El espejo todavía está igual de torcido. O quizás un poco más que antes. Escucha sus pasos y un golpe en la puerta. “¿Por qué no vas a acostarte en la otra cama, mejor?”

Menos mal que acá adentro no hay moscas, piensa ella. Aunque la espalda le duele y siente sus costillas sobre las tablas, pero no le molesta. Entonces se sienta a escribir, esta vez esquivando el reflejo que le devuelve el espejo rectangular opuesto a ella, y sabe que estará acostada al lado de él al terminar esta página.


.oOoOoOoOooOoOoOoOooOoOoOoOo.


Un juego de sábanas frías y olor a humedad. Ana yace boca arriba. Se le ocurre que, a pesar de la luz tenue y su cansancio, nunca tuvo los ojos tan abiertos. A su lado un cuerpo duerme. Está tapado de pies a cabeza. De pies a cabeza. La cabeza envuelta en la sábana. Como un turbante. Ana se pregunta cómo puede respirar. Ella se ahogaría, piensa. No, jamás se arriesgaría a que eso le suceda. Una sábana que entra y sale de la boca abierta. ¿Y qué pasaría si la sábana se hiciera grande? ¿Si la sábana ya no fuera una tela sólida, si perdiera consistencia pero no atrevimiento? Esta se filtraría, si se esparciera como un líquido, entrando por un ronquido, trepando por los labios, aferrándose a los dientes, escalando el paladar y deslizándose hacia abajo. Hacia la garganta. Hacia una bajada sin vuelta atrás. Una caída libre a la asfixia.

Ana lo mira. La sábana sigue teniendo consistencia de sábana. Una tela sólida que no se filtra (y en la otra habitación, aún nadie enderezó el espejo).
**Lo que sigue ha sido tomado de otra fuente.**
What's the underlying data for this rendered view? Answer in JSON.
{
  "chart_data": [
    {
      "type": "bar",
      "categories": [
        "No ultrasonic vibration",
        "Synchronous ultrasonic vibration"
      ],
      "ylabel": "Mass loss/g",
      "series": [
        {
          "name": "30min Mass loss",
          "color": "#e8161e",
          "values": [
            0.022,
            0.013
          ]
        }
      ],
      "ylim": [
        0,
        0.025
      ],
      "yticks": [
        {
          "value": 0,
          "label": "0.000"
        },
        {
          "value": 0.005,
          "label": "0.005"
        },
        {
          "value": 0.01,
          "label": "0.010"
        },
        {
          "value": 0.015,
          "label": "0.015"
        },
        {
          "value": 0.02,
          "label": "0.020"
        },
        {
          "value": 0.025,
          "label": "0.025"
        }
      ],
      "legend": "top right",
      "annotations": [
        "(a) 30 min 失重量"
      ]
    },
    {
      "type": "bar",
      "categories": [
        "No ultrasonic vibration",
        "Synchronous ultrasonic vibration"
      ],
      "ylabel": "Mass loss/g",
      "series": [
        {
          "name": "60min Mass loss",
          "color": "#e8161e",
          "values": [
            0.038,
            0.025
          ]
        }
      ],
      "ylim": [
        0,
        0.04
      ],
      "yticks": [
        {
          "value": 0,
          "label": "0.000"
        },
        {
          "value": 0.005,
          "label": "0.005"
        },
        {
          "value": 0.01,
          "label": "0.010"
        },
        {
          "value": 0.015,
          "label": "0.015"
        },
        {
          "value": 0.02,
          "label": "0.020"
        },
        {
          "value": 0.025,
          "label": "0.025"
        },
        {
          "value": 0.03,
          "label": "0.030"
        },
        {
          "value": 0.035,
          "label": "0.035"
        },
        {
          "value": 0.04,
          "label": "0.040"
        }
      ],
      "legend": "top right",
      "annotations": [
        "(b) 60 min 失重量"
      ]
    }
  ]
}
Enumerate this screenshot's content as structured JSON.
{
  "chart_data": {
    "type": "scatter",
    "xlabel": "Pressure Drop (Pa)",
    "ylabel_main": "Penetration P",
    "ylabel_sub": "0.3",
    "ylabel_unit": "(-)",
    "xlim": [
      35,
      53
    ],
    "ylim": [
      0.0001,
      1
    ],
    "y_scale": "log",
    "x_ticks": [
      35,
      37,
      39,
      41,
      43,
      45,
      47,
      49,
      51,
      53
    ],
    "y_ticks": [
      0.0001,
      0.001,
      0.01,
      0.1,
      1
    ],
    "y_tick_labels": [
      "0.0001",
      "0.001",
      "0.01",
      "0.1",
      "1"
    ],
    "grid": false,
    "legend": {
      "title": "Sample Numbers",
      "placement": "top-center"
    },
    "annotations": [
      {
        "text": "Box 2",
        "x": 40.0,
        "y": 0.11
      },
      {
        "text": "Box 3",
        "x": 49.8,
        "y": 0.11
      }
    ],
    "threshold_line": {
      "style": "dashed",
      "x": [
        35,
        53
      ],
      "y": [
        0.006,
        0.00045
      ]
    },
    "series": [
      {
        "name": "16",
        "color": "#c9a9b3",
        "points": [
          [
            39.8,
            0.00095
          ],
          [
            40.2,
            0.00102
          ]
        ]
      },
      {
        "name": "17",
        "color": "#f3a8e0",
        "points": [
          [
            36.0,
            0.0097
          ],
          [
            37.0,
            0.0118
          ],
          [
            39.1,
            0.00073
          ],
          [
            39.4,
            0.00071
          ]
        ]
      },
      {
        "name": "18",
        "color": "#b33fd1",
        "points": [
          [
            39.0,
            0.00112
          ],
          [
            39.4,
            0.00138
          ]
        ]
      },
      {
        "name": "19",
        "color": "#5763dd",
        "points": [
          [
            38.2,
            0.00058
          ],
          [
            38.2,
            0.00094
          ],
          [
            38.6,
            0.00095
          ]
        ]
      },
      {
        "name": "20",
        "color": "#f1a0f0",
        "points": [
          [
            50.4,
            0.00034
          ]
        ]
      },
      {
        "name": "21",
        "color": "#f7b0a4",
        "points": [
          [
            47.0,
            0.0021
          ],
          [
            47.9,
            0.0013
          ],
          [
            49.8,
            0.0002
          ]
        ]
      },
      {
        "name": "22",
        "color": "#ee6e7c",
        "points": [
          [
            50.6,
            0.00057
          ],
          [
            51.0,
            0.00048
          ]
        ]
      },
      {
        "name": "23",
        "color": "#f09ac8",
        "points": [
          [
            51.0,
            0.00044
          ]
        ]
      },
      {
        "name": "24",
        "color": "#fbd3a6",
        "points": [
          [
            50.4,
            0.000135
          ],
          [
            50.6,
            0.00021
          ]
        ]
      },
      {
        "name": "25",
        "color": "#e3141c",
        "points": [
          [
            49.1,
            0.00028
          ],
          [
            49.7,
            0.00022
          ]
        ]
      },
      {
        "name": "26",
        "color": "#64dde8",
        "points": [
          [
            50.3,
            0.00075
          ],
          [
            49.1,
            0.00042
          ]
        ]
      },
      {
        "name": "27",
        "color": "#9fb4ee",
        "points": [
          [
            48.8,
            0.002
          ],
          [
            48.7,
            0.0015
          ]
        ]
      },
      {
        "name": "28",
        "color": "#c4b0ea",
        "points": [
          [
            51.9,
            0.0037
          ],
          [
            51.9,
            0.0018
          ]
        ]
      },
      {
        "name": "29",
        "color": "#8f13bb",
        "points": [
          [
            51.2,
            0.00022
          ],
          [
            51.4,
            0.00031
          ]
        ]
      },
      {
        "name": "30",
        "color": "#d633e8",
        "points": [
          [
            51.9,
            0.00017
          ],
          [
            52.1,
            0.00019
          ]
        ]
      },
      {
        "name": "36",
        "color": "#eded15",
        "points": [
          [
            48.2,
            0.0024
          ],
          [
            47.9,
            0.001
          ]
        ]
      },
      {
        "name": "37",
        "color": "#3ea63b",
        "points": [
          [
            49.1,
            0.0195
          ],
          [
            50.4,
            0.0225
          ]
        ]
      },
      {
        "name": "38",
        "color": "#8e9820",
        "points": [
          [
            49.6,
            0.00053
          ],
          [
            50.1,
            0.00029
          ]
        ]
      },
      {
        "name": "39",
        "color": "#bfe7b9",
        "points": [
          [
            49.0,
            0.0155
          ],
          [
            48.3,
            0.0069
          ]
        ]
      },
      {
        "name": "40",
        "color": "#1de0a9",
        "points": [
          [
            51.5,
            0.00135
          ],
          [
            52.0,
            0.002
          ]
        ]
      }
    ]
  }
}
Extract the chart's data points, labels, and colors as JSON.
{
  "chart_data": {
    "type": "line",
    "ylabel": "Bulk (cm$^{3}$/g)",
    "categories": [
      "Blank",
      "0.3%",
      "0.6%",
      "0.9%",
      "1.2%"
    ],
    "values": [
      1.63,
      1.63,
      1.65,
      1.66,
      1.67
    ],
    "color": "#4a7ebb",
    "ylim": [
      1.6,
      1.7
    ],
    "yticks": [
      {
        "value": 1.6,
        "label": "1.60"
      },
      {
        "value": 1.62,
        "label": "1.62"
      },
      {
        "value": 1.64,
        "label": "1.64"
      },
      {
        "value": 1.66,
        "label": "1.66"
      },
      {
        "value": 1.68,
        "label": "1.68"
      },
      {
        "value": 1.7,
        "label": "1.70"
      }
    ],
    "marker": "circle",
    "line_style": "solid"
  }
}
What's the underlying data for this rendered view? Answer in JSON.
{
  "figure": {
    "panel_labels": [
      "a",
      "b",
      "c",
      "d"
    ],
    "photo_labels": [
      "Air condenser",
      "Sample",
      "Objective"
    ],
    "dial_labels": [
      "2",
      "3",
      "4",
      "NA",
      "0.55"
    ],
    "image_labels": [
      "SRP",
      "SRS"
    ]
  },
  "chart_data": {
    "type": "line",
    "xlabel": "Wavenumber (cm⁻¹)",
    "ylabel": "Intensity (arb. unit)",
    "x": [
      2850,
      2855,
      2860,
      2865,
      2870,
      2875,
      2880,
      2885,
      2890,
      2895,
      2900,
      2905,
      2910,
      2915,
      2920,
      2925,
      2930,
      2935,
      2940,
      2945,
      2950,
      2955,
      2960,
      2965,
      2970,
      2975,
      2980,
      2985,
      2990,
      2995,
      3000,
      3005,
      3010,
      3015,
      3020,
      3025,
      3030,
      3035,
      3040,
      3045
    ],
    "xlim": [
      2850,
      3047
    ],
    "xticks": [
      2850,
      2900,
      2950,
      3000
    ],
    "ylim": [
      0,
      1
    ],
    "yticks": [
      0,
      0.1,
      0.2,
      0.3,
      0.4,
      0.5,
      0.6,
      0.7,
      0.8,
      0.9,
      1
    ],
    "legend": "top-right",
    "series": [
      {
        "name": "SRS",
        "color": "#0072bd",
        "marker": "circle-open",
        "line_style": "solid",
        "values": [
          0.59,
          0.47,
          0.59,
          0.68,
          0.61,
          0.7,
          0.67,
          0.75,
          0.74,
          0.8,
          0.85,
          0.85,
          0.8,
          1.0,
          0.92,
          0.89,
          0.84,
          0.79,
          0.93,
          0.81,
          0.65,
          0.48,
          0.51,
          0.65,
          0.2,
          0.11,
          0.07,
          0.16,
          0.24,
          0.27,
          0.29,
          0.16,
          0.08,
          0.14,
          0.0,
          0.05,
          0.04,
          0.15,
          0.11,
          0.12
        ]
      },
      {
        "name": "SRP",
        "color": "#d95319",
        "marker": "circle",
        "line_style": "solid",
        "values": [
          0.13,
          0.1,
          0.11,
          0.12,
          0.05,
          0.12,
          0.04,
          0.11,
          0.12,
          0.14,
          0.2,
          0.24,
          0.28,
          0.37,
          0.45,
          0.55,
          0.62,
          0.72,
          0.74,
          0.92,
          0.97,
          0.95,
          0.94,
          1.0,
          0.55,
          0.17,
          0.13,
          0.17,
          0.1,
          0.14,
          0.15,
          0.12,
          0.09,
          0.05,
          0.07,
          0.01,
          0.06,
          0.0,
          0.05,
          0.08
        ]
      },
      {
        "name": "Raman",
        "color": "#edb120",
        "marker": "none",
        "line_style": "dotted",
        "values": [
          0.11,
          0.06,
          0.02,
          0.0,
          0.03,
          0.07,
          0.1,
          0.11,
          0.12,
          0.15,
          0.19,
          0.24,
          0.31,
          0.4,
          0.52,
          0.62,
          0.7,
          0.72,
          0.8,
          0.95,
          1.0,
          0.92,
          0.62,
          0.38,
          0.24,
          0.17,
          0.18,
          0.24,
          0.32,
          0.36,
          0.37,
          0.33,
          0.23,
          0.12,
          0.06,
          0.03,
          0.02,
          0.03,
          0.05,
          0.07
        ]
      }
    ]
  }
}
Ana levanta su parte de la sábana. La corre. Se mira. Se observa con detención. ¿Es ella?, se pregunta. Es ella, se dice. Este cuerpo es ella. No parece agresivo. No parece malo. No parece nocivo. Y entonces se mira, su piel está viva, es cálida y no es áspera. No es áspera. Mira la cabeza a su lado envuelta en una sábana que ondula acorde a unos ronquidos perfectamente intercalados. Ana suspira. Decide leer.

Otra página, y lee. Vencida y ahogada en rabia y desilusión cierra los ojos y espera a que el despertador suene.

Ana encuentra una mano dormida y pesada sobre su entrepierna cálida y despierta. Ana lo mira. Mira sus ojos cerrados, sus párpados muertos que abrigan pupilas que sueñan, y su boca levemente cerrada, que se abre, ahora descubierta, dejando entrelazado un hilo de baba. Todo lo hace más vulgar y despreciable. Su mano sigue, dormida y torpe, sobre su entrepierna, que ya se enfría, que ya no pide nada.